Individual action: Practitioners should commit to seeking out local mentors for training in context-specific medicine. They should not work outside their stated area of practice. They must finish all necessary screening steps before working in their field in the location where they are practicing. They should attempt to increase their knowledge while also highlighting the work and agency of their local partners.

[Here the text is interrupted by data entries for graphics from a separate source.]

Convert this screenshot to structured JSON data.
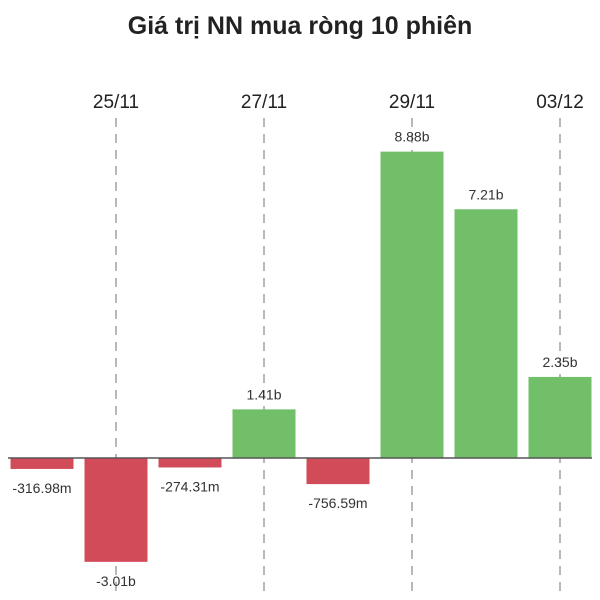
{
  "chart_data": {
    "type": "bar",
    "title": "Giá trị NN mua ròng 10 phiên",
    "xlabel": "",
    "ylabel": "",
    "grid": "vertical dashed lines at labeled dates",
    "legend": "none",
    "ylim": [
      -3.5,
      10.5
    ],
    "x_tick_labels": [
      {
        "label": "25/11",
        "category_index": 1
      },
      {
        "label": "27/11",
        "category_index": 3
      },
      {
        "label": "29/11",
        "category_index": 5
      },
      {
        "label": "03/12",
        "category_index": 7
      }
    ],
    "values_billion": [
      -0.31698,
      -3.01,
      -0.27431,
      1.41,
      -0.75659,
      8.88,
      7.21,
      2.35
    ],
    "data_labels": [
      "-316.98m",
      "-3.01b",
      "-274.31m",
      "1.41b",
      "-756.59m",
      "8.88b",
      "7.21b",
      "2.35b"
    ],
    "colors": {
      "positive": "#72bf6a",
      "negative": "#d24b59",
      "axis": "#555555",
      "grid": "#888888"
    }
  }
}
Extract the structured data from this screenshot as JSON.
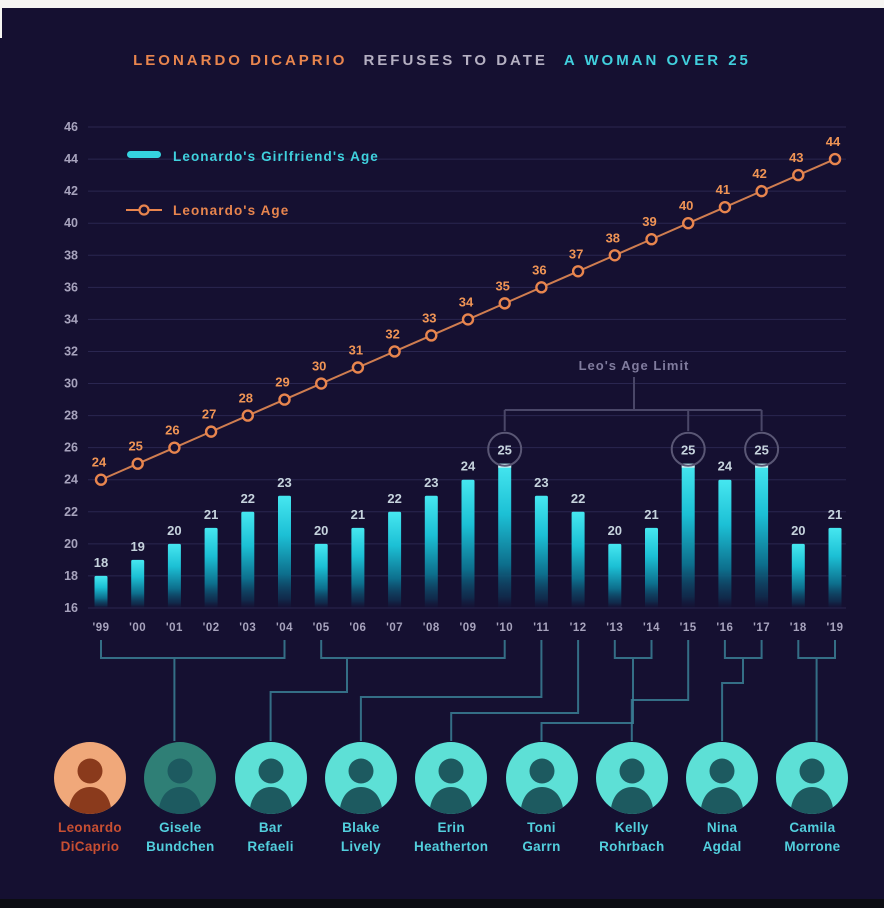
{
  "title": {
    "part1": "LEONARDO DICAPRIO",
    "part2": "REFUSES TO DATE",
    "part3": "A WOMAN OVER 25"
  },
  "legend": {
    "girlfriend_label": "Leonardo's Girlfriend's Age",
    "leo_label": "Leonardo's Age"
  },
  "chart_data": {
    "type": "bar",
    "categories": [
      "'99",
      "'00",
      "'01",
      "'02",
      "'03",
      "'04",
      "'05",
      "'06",
      "'07",
      "'08",
      "'09",
      "'10",
      "'11",
      "'12",
      "'13",
      "'14",
      "'15",
      "'16",
      "'17",
      "'18",
      "'19"
    ],
    "series": [
      {
        "name": "Leonardo's Girlfriend's Age",
        "type": "bar",
        "values": [
          18,
          19,
          20,
          21,
          22,
          23,
          20,
          21,
          22,
          23,
          24,
          25,
          23,
          22,
          20,
          21,
          25,
          24,
          25,
          20,
          21
        ]
      },
      {
        "name": "Leonardo's Age",
        "type": "line",
        "values": [
          24,
          25,
          26,
          27,
          28,
          29,
          30,
          31,
          32,
          33,
          34,
          35,
          36,
          37,
          38,
          39,
          40,
          41,
          42,
          43,
          44
        ]
      }
    ],
    "y_ticks": [
      16,
      18,
      20,
      22,
      24,
      26,
      28,
      30,
      32,
      34,
      36,
      38,
      40,
      42,
      44,
      46
    ],
    "ylim": [
      16,
      46
    ],
    "grid": true,
    "legend_position": "top-left-inside",
    "annotation": {
      "label": "Leo's Age Limit",
      "circled_value": 25,
      "circled_year_indices": [
        11,
        16,
        18
      ]
    }
  },
  "colors": {
    "background": "#151031",
    "grid": "#2a2650",
    "axis_text": "#a7a3bd",
    "bar_top": "#46e7f0",
    "bar_mid": "#1cc0d5",
    "bar_deep": "#0d5a78",
    "bar_label": "#c6d3dd",
    "line": "#cf7d50",
    "line_marker": "#e8854e",
    "line_label": "#ef9455",
    "annotation_text": "#807c9e",
    "annotation_line": "#4a4768",
    "circle_stroke": "#5a5775",
    "connector": "#3a7f95",
    "name_cyan": "#52cfdd",
    "name_orange": "#c84f32"
  },
  "people": [
    {
      "name": "Leonardo DiCaprio",
      "highlight": true
    },
    {
      "name": "Gisele Bundchen",
      "highlight": false
    },
    {
      "name": "Bar Refaeli",
      "highlight": false
    },
    {
      "name": "Blake Lively",
      "highlight": false
    },
    {
      "name": "Erin Heatherton",
      "highlight": false
    },
    {
      "name": "Toni Garrn",
      "highlight": false
    },
    {
      "name": "Kelly Rohrbach",
      "highlight": false
    },
    {
      "name": "Nina Agdal",
      "highlight": false
    },
    {
      "name": "Camila Morrone",
      "highlight": false
    }
  ],
  "connector_map": [
    {
      "person_index": 1,
      "year_indices": [
        0,
        1,
        2,
        3,
        4,
        5
      ]
    },
    {
      "person_index": 2,
      "year_indices": [
        6,
        7,
        8,
        9,
        10,
        11
      ]
    },
    {
      "person_index": 3,
      "year_indices": [
        12
      ]
    },
    {
      "person_index": 4,
      "year_indices": [
        13
      ]
    },
    {
      "person_index": 5,
      "year_indices": [
        14,
        15
      ]
    },
    {
      "person_index": 6,
      "year_indices": [
        16
      ]
    },
    {
      "person_index": 7,
      "year_indices": [
        17,
        18
      ]
    },
    {
      "person_index": 8,
      "year_indices": [
        19,
        20
      ]
    }
  ]
}
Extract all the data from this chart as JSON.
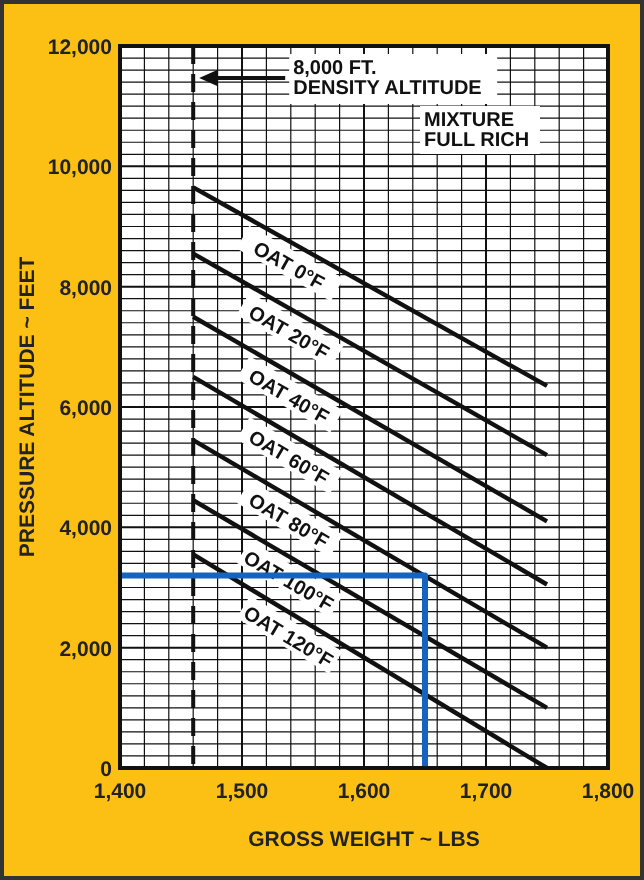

Regulation: The global health provider from the Global North frequently operates without adequate licensing and/or supervision, resulting in activity outside of their area of practice. There are several built-in measures of accountability for practitioners in the Global North, such as fear of lawsuit, licensure tests or certification, and hospital accreditation. This is frequently not the case when these providers travel to the Global South, where there is typically no regulatory board regulating these programs or the participants’ work in these environments. At its worst, this lack of responsibility can attract people who want to “hone [new] skills” without fear of repercussions, and at its most subtle, it can attract those with good intentions but, unprepared, do harm.